WEDNESDAY, Jan. 14, 2015 (HealthDay News) -- The U.S. "epidemic" of prescription-painkiller abuse may be starting to reverse course, a new study suggests.

Experts said the findings, published Jan. 15 in the New England Journal of Medicine, are welcome news. The decline suggests that recent laws and prescribing guidelines aimed at preventing painkiller abuse are working to some degree.

But researchers also found a disturbing trend: Heroin abuse and overdoses are on the rise, and that may be one reason prescription-drug abuse is down.

"Some people are switching from painkillers to heroin," said Dr. Adam Bisaga, an addiction psychiatrist at the New York State Psychiatric Institute in New York City.

While the dip in painkiller abuse is good news, more "global efforts" -- including better access to addiction treatment -- are needed, said Bisaga, who was not involved in the study.
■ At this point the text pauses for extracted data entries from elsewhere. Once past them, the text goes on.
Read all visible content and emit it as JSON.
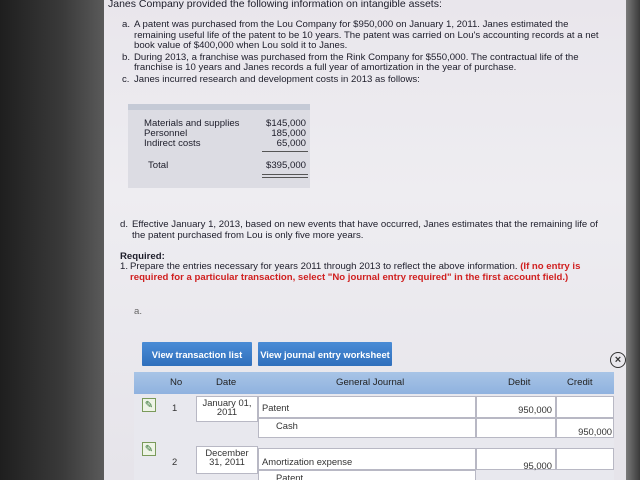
{
  "intro": "Janes Company provided the following information on intangible assets:",
  "items": [
    {
      "letter": "a.",
      "text": "A patent was purchased from the Lou Company for $950,000 on January 1, 2011. Janes estimated the remaining useful life of the patent to be 10 years. The patent was carried on Lou's accounting records at a net book value of $400,000 when Lou sold it to Janes."
    },
    {
      "letter": "b.",
      "text": "During 2013, a franchise was purchased from the Rink Company for $550,000. The contractual life of the franchise is 10 years and Janes records a full year of amortization in the year of purchase."
    },
    {
      "letter": "c.",
      "text": "Janes incurred research and development costs in 2013 as follows:"
    }
  ],
  "costs": {
    "rows": [
      {
        "label": "Materials and supplies",
        "value": "$145,000"
      },
      {
        "label": "Personnel",
        "value": "185,000"
      },
      {
        "label": "Indirect costs",
        "value": "65,000"
      }
    ],
    "total_label": "Total",
    "total_value": "$395,000"
  },
  "item_d": {
    "letter": "d.",
    "text": "Effective January 1, 2013, based on new events that have occurred, Janes estimates that the remaining life of the patent purchased from Lou is only five more years."
  },
  "required": {
    "heading": "Required:",
    "number": "1.",
    "text": "Prepare the entries necessary for years 2011 through 2013 to reflect the above information.",
    "note": "(If no entry is required for a particular transaction, select \"No journal entry required\" in the first account field.)"
  },
  "part_label": "a.",
  "buttons": {
    "transaction_list": "View transaction list",
    "journal_worksheet": "View journal entry worksheet"
  },
  "journal": {
    "headers": {
      "no": "No",
      "date": "Date",
      "general_journal": "General Journal",
      "debit": "Debit",
      "credit": "Credit"
    },
    "entries": [
      {
        "no": "1",
        "date": "January 01, 2011",
        "lines": [
          {
            "account": "Patent",
            "debit": "950,000",
            "credit": ""
          },
          {
            "account": "Cash",
            "debit": "",
            "credit": "950,000"
          }
        ]
      },
      {
        "no": "2",
        "date": "December 31, 2011",
        "lines": [
          {
            "account": "Amortization expense",
            "debit": "95,000",
            "credit": ""
          },
          {
            "account": "Patent",
            "debit": "",
            "credit": ""
          }
        ]
      }
    ]
  },
  "colors": {
    "button": "#3a7cc8",
    "header": "#9bbbe3",
    "note": "#d02020"
  }
}
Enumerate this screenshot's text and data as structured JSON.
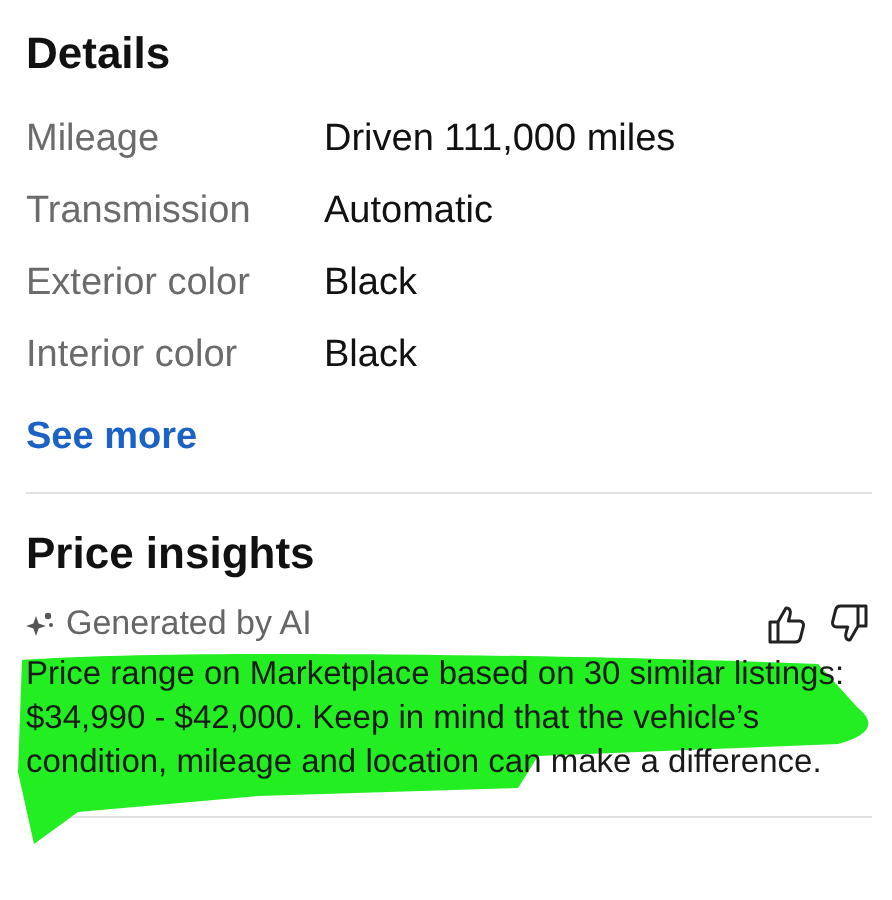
{
  "details": {
    "title": "Details",
    "rows": [
      {
        "label": "Mileage",
        "value": "Driven 111,000 miles"
      },
      {
        "label": "Transmission",
        "value": "Automatic"
      },
      {
        "label": "Exterior color",
        "value": "Black"
      },
      {
        "label": "Interior color",
        "value": "Black"
      }
    ],
    "link": "See more"
  },
  "price_insights": {
    "title": "Price insights",
    "source": "Generated by AI",
    "highlighted": true,
    "text": "Price range on Marketplace based on 30 similar listings: $34,990 - $42,000. Keep in mind that the vehicle’s condition, mileage and location can make a difference."
  }
}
"You can't get rid of addiction just by decreasing the supply of painkillers," he said.

Prescription narcotic painkillers include drugs such as OxyContin, Percocet and Vicodin. In the 1990s, U.S. doctors started prescribing the medications much more often, because of concerns that patients with severe pain were not being adequately helped.

U.S. sales of narcotic painkillers rose 300 percent between 1999 and 2008, according to the U.S. Centers for Disease Control and Prevention.

The increase had good intentions behind it, noted Dr. Richard Dart, the lead researcher on the new study. Unfortunately, he said, it was accompanied by a sharp rise in painkiller abuse and "diversion" -- meaning the drugs increasingly got into the hands of people with no legitimate medical need.

What's more, deaths from prescription-drug overdoses (mostly painkillers) tripled. In 2010, the CDC says, more than 12 million Americans abused a prescription narcotic, and more than 16,000 died of an overdose -- in what the agency termed an epidemic.

But based on the new findings, the tide may be turning, said Dart, who directs the Rocky Mountain Poison and Drug Center in Denver.

His team found that after rising for years, Americans' abuse and diversion of prescription narcotics declined from 2011 through 2013. Overdose deaths, meanwhile, started to dip in 2009.